We had a shard disruption in the cluster this morning that I don't have a clear smoking gun on, but one issue that looks questionable is on this pathway -- I see several requests to generate diffs of an extremely large (5M line) commit coming from the web.

The web pathway does not timeout these requests, but should. Fixing this may not really overlap with the streaming issue, but they're at least somewhat adjacent.

I suspended the instance in question since it was a test instance, and continuing to generate web requests for the 5M-line diff and disrupt other processes on the shard.

This is actually happening on the cluster/daemon pathway so it's not really related to the original issue here. However, the daemon client is timing out:

Daemon 6 STDE [Sun, 10 Jul 2016 13:52:49 +0000] [2016-07-10 13:52:49] EXCEPTION: (PhutilProxyException) Error while executing Task ID 32258. {>} (HTTPFutureCURLResponseStatus) [cURL/28] (http://172.30.0.20:80/api/diffusion.internal.gitrawdiffquery) <CURLE_OPERATION_TIMEDOUT> The request took too long to complete. at [<phutil>/src/future/http/HTTPSFuture.php:408]

This leads to degenerate behavior. A limited improvement would be to remove the timeout from this command.

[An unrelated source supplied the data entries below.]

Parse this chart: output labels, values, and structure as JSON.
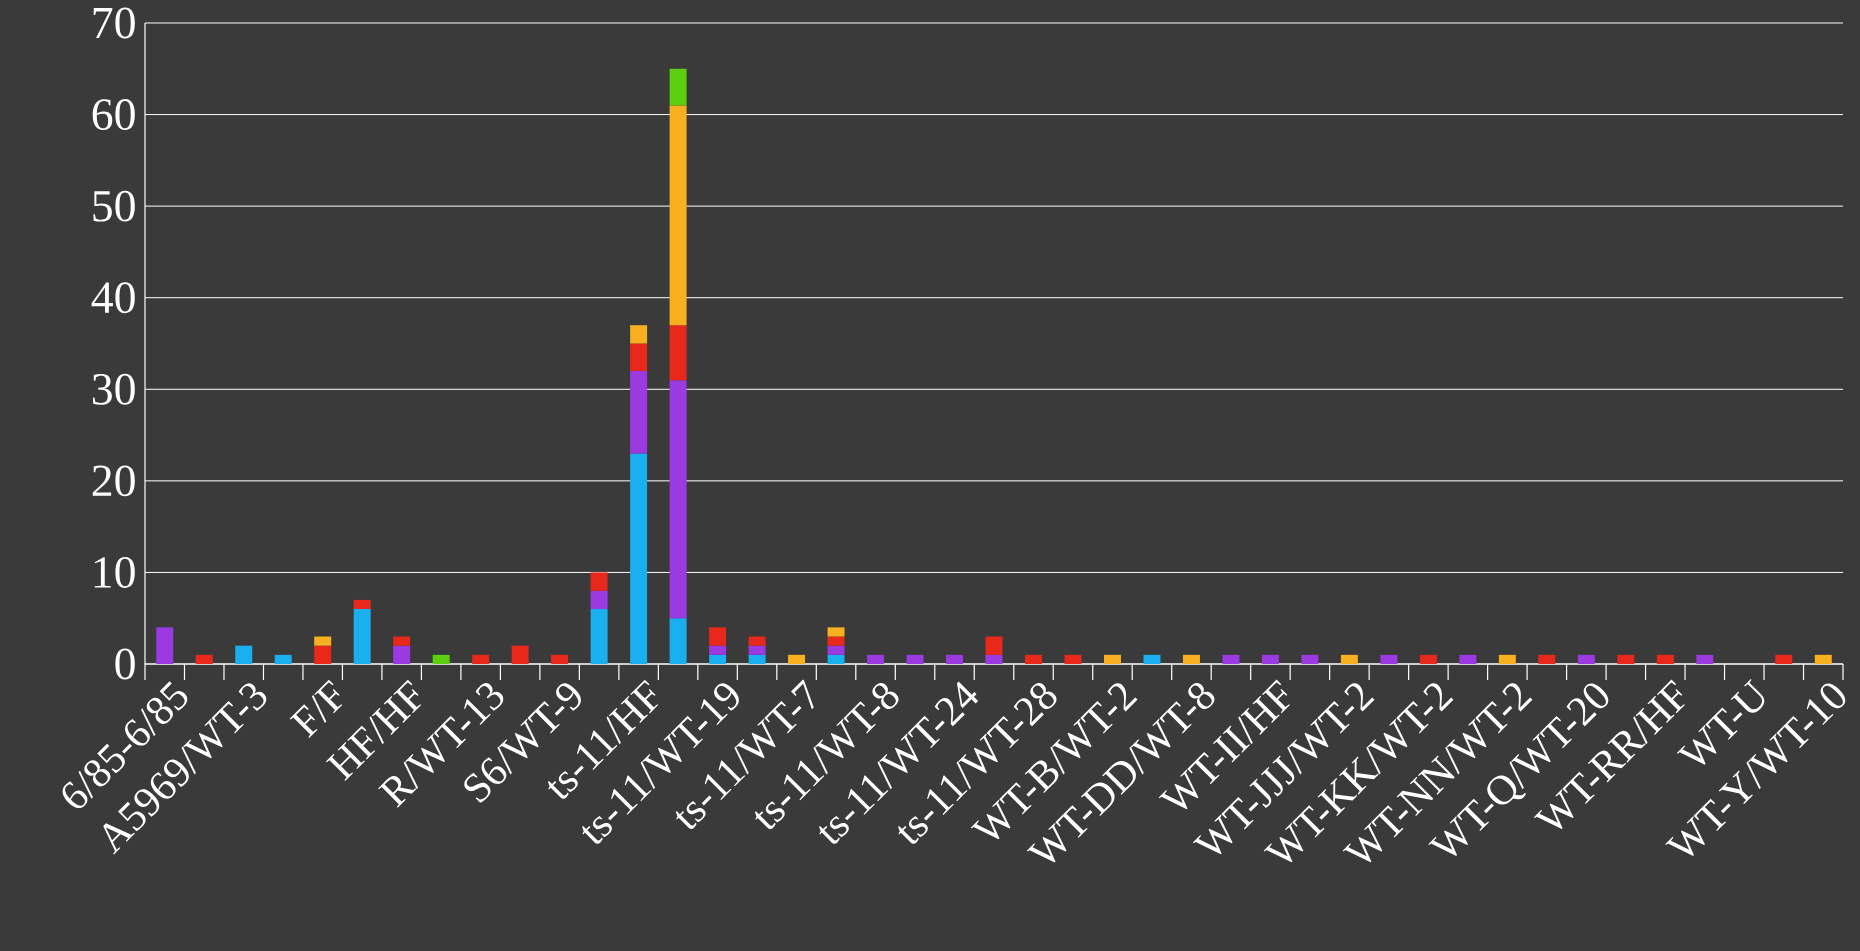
{
  "chart_data": {
    "type": "bar",
    "stacked": true,
    "categories": [
      "6/85-6/85",
      null,
      "A5969/WT-3",
      null,
      "F/F",
      null,
      "HF/HF",
      null,
      "R/WT-13",
      null,
      "S6/WT-9",
      null,
      "ts-11/HF",
      null,
      "ts-11/WT-19",
      null,
      "ts-11/WT-7",
      null,
      "ts-11/WT-8",
      null,
      "ts-11/WT-24",
      null,
      "ts-11/WT-28",
      null,
      "WT-B/WT-2",
      null,
      "WT-DD/WT-8",
      null,
      "WT-II/HF",
      null,
      "WT-JJJ/WT-2",
      null,
      "WT-KK/WT-2",
      null,
      "WT-NN/WT-2",
      null,
      "WT-Q/WT-20",
      null,
      "WT-RR/HF",
      null,
      "WT-U",
      null,
      "WT-Y/WT-10"
    ],
    "series": [
      {
        "color": "#1ab0f0",
        "values": [
          null,
          null,
          2,
          1,
          null,
          6,
          null,
          null,
          null,
          null,
          null,
          6,
          23,
          5,
          1,
          1,
          null,
          1,
          null,
          null,
          null,
          null,
          null,
          null,
          null,
          1,
          null,
          null,
          null,
          null,
          null,
          null,
          null,
          null,
          null,
          null,
          null,
          null,
          null,
          null,
          null,
          null,
          null
        ]
      },
      {
        "color": "#9a3ae0",
        "values": [
          4,
          null,
          null,
          null,
          null,
          null,
          2,
          null,
          null,
          null,
          null,
          2,
          9,
          26,
          1,
          1,
          null,
          1,
          1,
          1,
          1,
          1,
          null,
          null,
          null,
          null,
          null,
          1,
          1,
          1,
          null,
          1,
          null,
          1,
          null,
          null,
          1,
          null,
          null,
          1,
          null,
          null,
          null
        ]
      },
      {
        "color": "#e8281a",
        "values": [
          null,
          1,
          null,
          null,
          2,
          1,
          1,
          null,
          1,
          2,
          1,
          2,
          3,
          6,
          2,
          1,
          null,
          1,
          null,
          null,
          null,
          2,
          1,
          1,
          null,
          null,
          null,
          null,
          null,
          null,
          null,
          null,
          1,
          null,
          null,
          1,
          null,
          1,
          1,
          null,
          null,
          1,
          null
        ]
      },
      {
        "color": "#f8b020",
        "values": [
          null,
          null,
          null,
          null,
          1,
          null,
          null,
          null,
          null,
          null,
          null,
          null,
          2,
          24,
          null,
          null,
          1,
          1,
          null,
          null,
          null,
          null,
          null,
          null,
          1,
          null,
          1,
          null,
          null,
          null,
          1,
          null,
          null,
          null,
          1,
          null,
          null,
          null,
          null,
          null,
          null,
          null,
          1
        ]
      },
      {
        "color": "#5cd010",
        "values": [
          null,
          null,
          null,
          null,
          null,
          null,
          null,
          1,
          null,
          null,
          null,
          null,
          null,
          4,
          null,
          null,
          null,
          null,
          null,
          null,
          null,
          null,
          null,
          null,
          null,
          null,
          null,
          null,
          null,
          null,
          null,
          null,
          null,
          null,
          null,
          null,
          null,
          null,
          null,
          null,
          null,
          null,
          null
        ]
      }
    ],
    "ylim": [
      0,
      70
    ],
    "yticks": [
      0,
      10,
      20,
      30,
      40,
      50,
      60,
      70
    ],
    "grid": "y"
  }
}
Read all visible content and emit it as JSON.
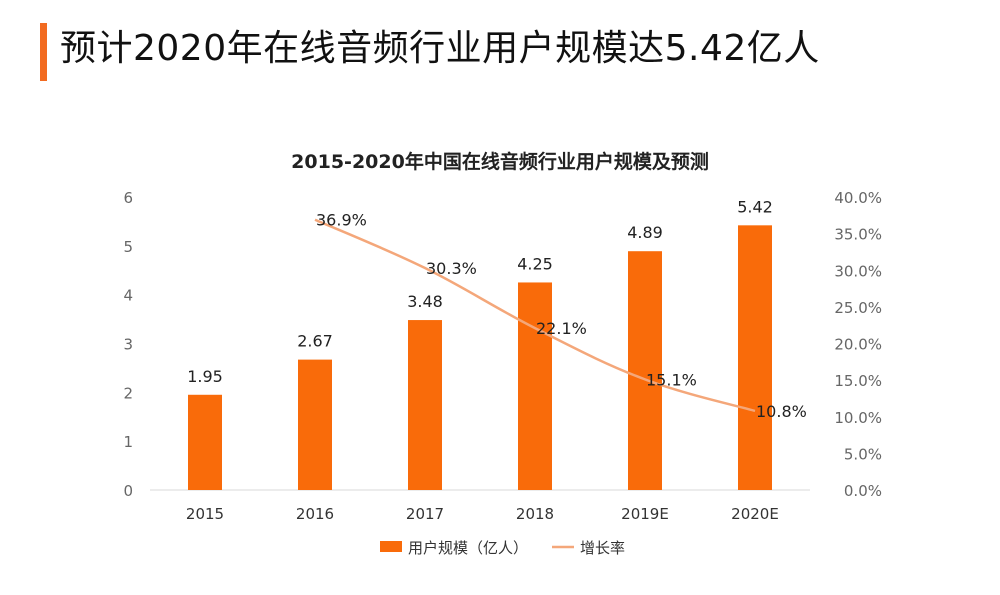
{
  "header": {
    "title": "预计2020年在线音频行业用户规模达5.42亿人",
    "accent_color": "#f26b21"
  },
  "chart_data": {
    "type": "bar",
    "title": "2015-2020年中国在线音频行业用户规模及预测",
    "categories": [
      "2015",
      "2016",
      "2017",
      "2018",
      "2019E",
      "2020E"
    ],
    "series": [
      {
        "name": "用户规模（亿人）",
        "type": "bar",
        "axis": "left",
        "color": "#f96b0a",
        "values": [
          1.95,
          2.67,
          3.48,
          4.25,
          4.89,
          5.42
        ],
        "labels": [
          "1.95",
          "2.67",
          "3.48",
          "4.25",
          "4.89",
          "5.42"
        ]
      },
      {
        "name": "增长率",
        "type": "line",
        "axis": "right",
        "color": "#f4a77a",
        "values": [
          null,
          36.9,
          30.3,
          22.1,
          15.1,
          10.8
        ],
        "labels": [
          "",
          "36.9%",
          "30.3%",
          "22.1%",
          "15.1%",
          "10.8%"
        ]
      }
    ],
    "y_left": {
      "range": [
        0,
        6
      ],
      "ticks": [
        "0",
        "1",
        "2",
        "3",
        "4",
        "5",
        "6"
      ]
    },
    "y_right": {
      "range": [
        0,
        40
      ],
      "ticks": [
        "0.0%",
        "5.0%",
        "10.0%",
        "15.0%",
        "20.0%",
        "25.0%",
        "30.0%",
        "35.0%",
        "40.0%"
      ]
    },
    "grid": false,
    "legend_position": "bottom"
  }
}
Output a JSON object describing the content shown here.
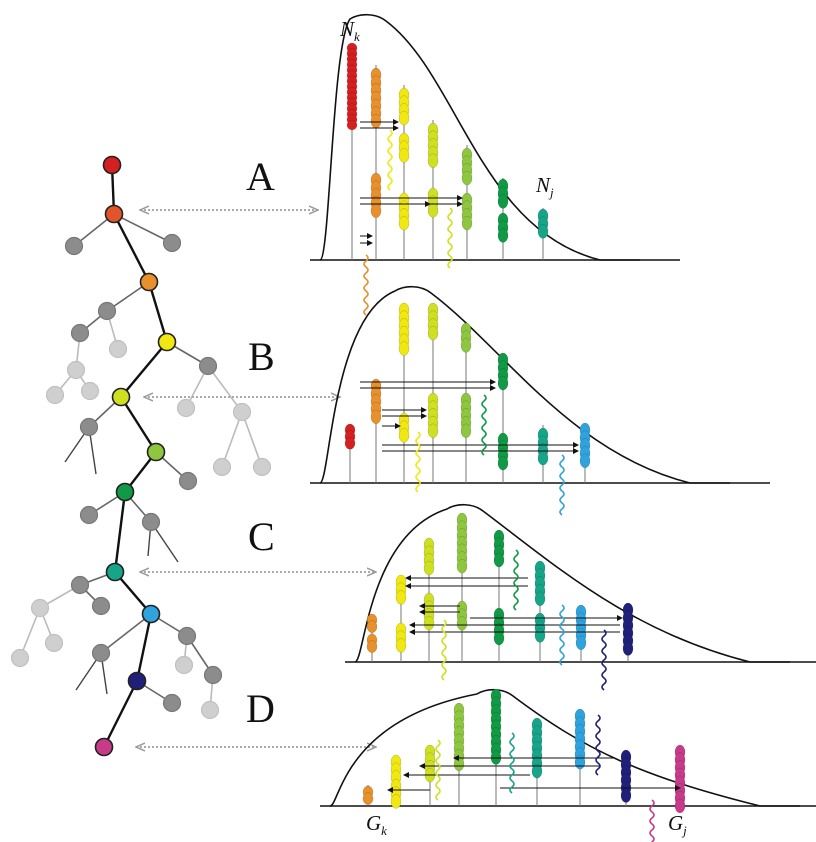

This is largely the result of --find-copies-harder being explosively slow for large result sets in large repositories. With this flag, the runtime rises from <1s to >3m, at which point git itself bails out:

warning: only found copies from modified paths due to too many files.

This didn't really end up being related to the other issue here (streaming huge diffs into Files) but it's a little late for me to split it out now.

I deployed that stuff to the affected shard and things look OK now. The original issue described in this task wasn't affected.

D16460 is marked as fixing this, and we always send data via Files afterwards. This is different from the approach I'd outlined above (no mode where we continue to return text directly), but two additional considerations have arisen:

  • Even small diffs may not be utf8, and thus not encodable with JSON. This caused issues in T11524.
  • We now plan to build a changeset cache (T11482) which largely moots the performance concern.

We might revisit this after building the cache based on performance data (e.g., provide a way for the caller to request the diff inline, perhaps) but the performance impact here should be minimal and this should let us move forward on the UTF8/cache issues.